Whilst xenophobia and gender-based violence might seem to be separate terms with different meanings the study revealed that there is fluidity between the two as most migrant women are in double jeopardy because of their identity as foreign as well as being female.
Mutambara said that her academic journey was not easy as it was difficult to balance professional work and campus work, and as a result, her studies suffered. ‘I am forever indebted to God who connected me to a great helper, my supervisor, Professor Naidu who believed in me from the start and kept pushing me to do my best, even on days when I felt like the walls were closing in on me,’ she said. ‘I wish to dedicate this study to my dear parents, husband and little daughter, for they gave me strength throughout this journey.’

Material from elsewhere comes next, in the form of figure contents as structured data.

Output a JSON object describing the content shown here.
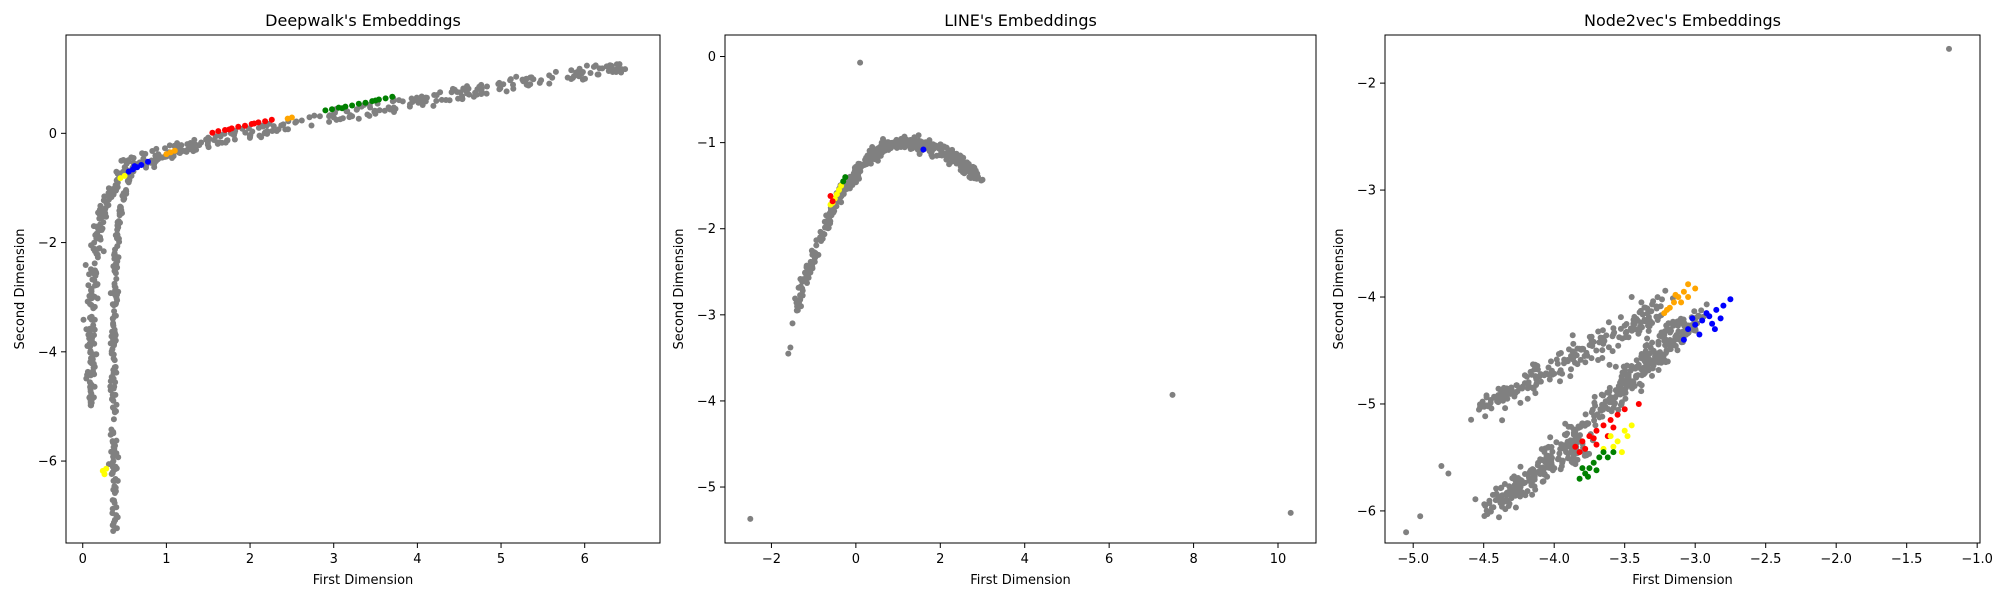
{
  "chart_data": [
    {
      "type": "scatter",
      "title": "Deepwalk's Embeddings",
      "xlabel": "First Dimension",
      "ylabel": "Second Dimension",
      "xlim": [
        -0.2,
        6.9
      ],
      "ylim": [
        -7.5,
        1.8
      ],
      "xticks": [
        0,
        1,
        2,
        3,
        4,
        5,
        6
      ],
      "yticks": [
        -6,
        -4,
        -2,
        0
      ],
      "grid": false,
      "series": [
        {
          "color": "#808080",
          "shape": "deepwalk-gray"
        },
        {
          "color": "#ff0000",
          "points": [
            [
              1.55,
              0.01
            ],
            [
              1.62,
              0.04
            ],
            [
              1.7,
              0.06
            ],
            [
              1.78,
              0.09
            ],
            [
              1.86,
              0.12
            ],
            [
              1.94,
              0.14
            ],
            [
              2.02,
              0.17
            ],
            [
              2.1,
              0.2
            ],
            [
              2.18,
              0.22
            ],
            [
              2.26,
              0.25
            ],
            [
              1.75,
              0.07
            ],
            [
              2.05,
              0.18
            ]
          ]
        },
        {
          "color": "#008000",
          "points": [
            [
              2.9,
              0.42
            ],
            [
              2.98,
              0.44
            ],
            [
              3.06,
              0.47
            ],
            [
              3.14,
              0.49
            ],
            [
              3.22,
              0.51
            ],
            [
              3.3,
              0.54
            ],
            [
              3.38,
              0.56
            ],
            [
              3.46,
              0.59
            ],
            [
              3.54,
              0.62
            ],
            [
              3.62,
              0.64
            ],
            [
              3.7,
              0.67
            ],
            [
              3.1,
              0.46
            ],
            [
              3.5,
              0.6
            ]
          ]
        },
        {
          "color": "#0000ff",
          "points": [
            [
              0.55,
              -0.7
            ],
            [
              0.6,
              -0.66
            ],
            [
              0.65,
              -0.62
            ],
            [
              0.7,
              -0.58
            ],
            [
              0.78,
              -0.52
            ],
            [
              0.62,
              -0.6
            ]
          ]
        },
        {
          "color": "#ffa500",
          "points": [
            [
              1.0,
              -0.38
            ],
            [
              1.05,
              -0.35
            ],
            [
              1.1,
              -0.32
            ],
            [
              2.45,
              0.27
            ],
            [
              2.5,
              0.29
            ]
          ]
        },
        {
          "color": "#ffff00",
          "points": [
            [
              0.24,
              -6.18
            ],
            [
              0.26,
              -6.24
            ],
            [
              0.28,
              -6.14
            ],
            [
              0.5,
              -0.78
            ],
            [
              0.45,
              -0.82
            ]
          ]
        }
      ]
    },
    {
      "type": "scatter",
      "title": "LINE's Embeddings",
      "xlabel": "First Dimension",
      "ylabel": "Second Dimension",
      "xlim": [
        -3.1,
        10.9
      ],
      "ylim": [
        -5.65,
        0.25
      ],
      "xticks": [
        -2,
        0,
        2,
        4,
        6,
        8,
        10
      ],
      "yticks": [
        -5,
        -4,
        -3,
        -2,
        -1,
        0
      ],
      "grid": false,
      "series": [
        {
          "color": "#808080",
          "shape": "line-gray",
          "outliers": [
            [
              0.1,
              -0.07
            ],
            [
              -2.5,
              -5.37
            ],
            [
              7.5,
              -3.93
            ],
            [
              10.3,
              -5.3
            ],
            [
              -1.6,
              -3.45
            ],
            [
              -1.55,
              -3.38
            ],
            [
              -1.4,
              -2.95
            ],
            [
              -1.3,
              -2.9
            ],
            [
              -1.5,
              -3.1
            ],
            [
              3.0,
              -1.43
            ]
          ]
        },
        {
          "color": "#ffff00",
          "points": [
            [
              -0.5,
              -1.65
            ],
            [
              -0.45,
              -1.6
            ],
            [
              -0.55,
              -1.7
            ],
            [
              -0.4,
              -1.55
            ],
            [
              -0.35,
              -1.5
            ],
            [
              -0.6,
              -1.72
            ]
          ]
        },
        {
          "color": "#ff0000",
          "points": [
            [
              -0.55,
              -1.68
            ],
            [
              -0.6,
              -1.62
            ]
          ]
        },
        {
          "color": "#008000",
          "points": [
            [
              -0.3,
              -1.45
            ],
            [
              -0.25,
              -1.4
            ]
          ]
        },
        {
          "color": "#0000ff",
          "points": [
            [
              1.6,
              -1.08
            ]
          ]
        }
      ]
    },
    {
      "type": "scatter",
      "title": "Node2vec's Embeddings",
      "xlabel": "First Dimension",
      "ylabel": "Second Dimension",
      "xlim": [
        -5.2,
        -0.98
      ],
      "ylim": [
        -6.3,
        -1.55
      ],
      "xticks": [
        -5.0,
        -4.5,
        -4.0,
        -3.5,
        -3.0,
        -2.5,
        -2.0,
        -1.5,
        -1.0
      ],
      "xticklabels": [
        "−5.0",
        "−4.5",
        "−4.0",
        "−3.5",
        "−3.0",
        "−2.5",
        "−2.0",
        "−1.5",
        "−1.0"
      ],
      "yticks": [
        -6,
        -5,
        -4,
        -3,
        -2
      ],
      "grid": false,
      "series": [
        {
          "color": "#808080",
          "shape": "node2vec-gray",
          "outliers": [
            [
              -1.2,
              -1.68
            ],
            [
              -5.05,
              -6.2
            ],
            [
              -4.95,
              -6.05
            ],
            [
              -4.75,
              -5.65
            ],
            [
              -4.8,
              -5.58
            ],
            [
              -3.45,
              -4.0
            ],
            [
              -3.35,
              -4.1
            ]
          ]
        },
        {
          "color": "#ffa500",
          "points": [
            [
              -3.05,
              -3.88
            ],
            [
              -3.08,
              -3.95
            ],
            [
              -3.12,
              -4.0
            ],
            [
              -3.15,
              -4.05
            ],
            [
              -3.18,
              -4.1
            ],
            [
              -3.1,
              -4.05
            ],
            [
              -3.05,
              -4.0
            ],
            [
              -3.2,
              -4.12
            ],
            [
              -3.14,
              -3.98
            ],
            [
              -3.0,
              -3.92
            ],
            [
              -3.22,
              -4.15
            ]
          ]
        },
        {
          "color": "#0000ff",
          "points": [
            [
              -2.75,
              -4.02
            ],
            [
              -2.8,
              -4.08
            ],
            [
              -2.85,
              -4.12
            ],
            [
              -2.9,
              -4.18
            ],
            [
              -2.95,
              -4.22
            ],
            [
              -3.0,
              -4.26
            ],
            [
              -3.05,
              -4.3
            ],
            [
              -2.88,
              -4.25
            ],
            [
              -2.92,
              -4.15
            ],
            [
              -2.82,
              -4.2
            ],
            [
              -3.02,
              -4.2
            ],
            [
              -2.97,
              -4.35
            ],
            [
              -3.08,
              -4.4
            ],
            [
              -2.86,
              -4.3
            ]
          ]
        },
        {
          "color": "#ff0000",
          "points": [
            [
              -3.85,
              -5.4
            ],
            [
              -3.8,
              -5.35
            ],
            [
              -3.75,
              -5.3
            ],
            [
              -3.7,
              -5.25
            ],
            [
              -3.65,
              -5.2
            ],
            [
              -3.6,
              -5.15
            ],
            [
              -3.55,
              -5.1
            ],
            [
              -3.78,
              -5.42
            ],
            [
              -3.7,
              -5.38
            ],
            [
              -3.62,
              -5.3
            ],
            [
              -3.5,
              -5.05
            ],
            [
              -3.72,
              -5.32
            ],
            [
              -3.82,
              -5.45
            ],
            [
              -3.58,
              -5.22
            ],
            [
              -3.4,
              -5.0
            ]
          ]
        },
        {
          "color": "#ffff00",
          "points": [
            [
              -3.55,
              -5.35
            ],
            [
              -3.6,
              -5.3
            ],
            [
              -3.5,
              -5.25
            ],
            [
              -3.45,
              -5.2
            ],
            [
              -3.65,
              -5.42
            ],
            [
              -3.52,
              -5.45
            ],
            [
              -3.58,
              -5.4
            ],
            [
              -3.48,
              -5.3
            ]
          ]
        },
        {
          "color": "#008000",
          "points": [
            [
              -3.82,
              -5.7
            ],
            [
              -3.78,
              -5.65
            ],
            [
              -3.75,
              -5.6
            ],
            [
              -3.72,
              -5.55
            ],
            [
              -3.8,
              -5.6
            ],
            [
              -3.68,
              -5.5
            ],
            [
              -3.65,
              -5.45
            ],
            [
              -3.76,
              -5.68
            ],
            [
              -3.7,
              -5.62
            ],
            [
              -3.62,
              -5.5
            ],
            [
              -3.58,
              -5.45
            ]
          ]
        }
      ]
    }
  ]
}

Dr Paul Awoniyi’s PhD was on Probing Indigenous Gender and Water Management Practices in Selected Rural Settlements of Ondo. The study documents critical insights generated by various rural water management practices, the impact of women’s participation in local water management and the gendered use of water. His major challenge was missing his family. ‘Also, my initial inability to keep up with my supervisor’s super pace which payed off eventually and is making me a better researcher,’ he added.
Awoniyi described his supervisor as an energetic mentor with incredible intellectual prowess. ‘My deep gratitude also to Professor Ayobami Salami who gave me this opportunity.’ He thanked his wife Joyce who stood by him with unconditional love. ‘I want to thank my children, Pazel, Grazina and Gedalya who endured lonely periods. Also, to my parents, Pastor and Mrs Awoniyi and Pastor and Mrs Akintoye, my siblings and in-laws. Your encouragement, financial, moral and emotional support has enabled this to become a reality,’ he said. Awoniyi dedicated his work to God.
Ms Yolanda Mthethwa’s MA, Gendered Behavior: Probing Instagram in Perpetuating Curvaceous Body Ideal aimed to uncover how Black women are influenced by the idealised curvaceous body on Instagram. The study contributes to the literature by probing the role that social media (particularly Instagram) plays in ‘body disturbance’ among young Black women by perpetuating such ideal bodies.
‘The main challenge for my master’s journey was time management. It was challenging to make time for my work especially because I had a two-year old daughter to take care of. There was a lot of procrastinating. My supervisor assisted me whenever I needed help with my research and more than anything, she pushed me to work hard and finish on time,’ she said. ‘I would like to thank my mother for her enormous love and support throughout my journey, and I dedicate this master’s to her to show her my immense gratitude.’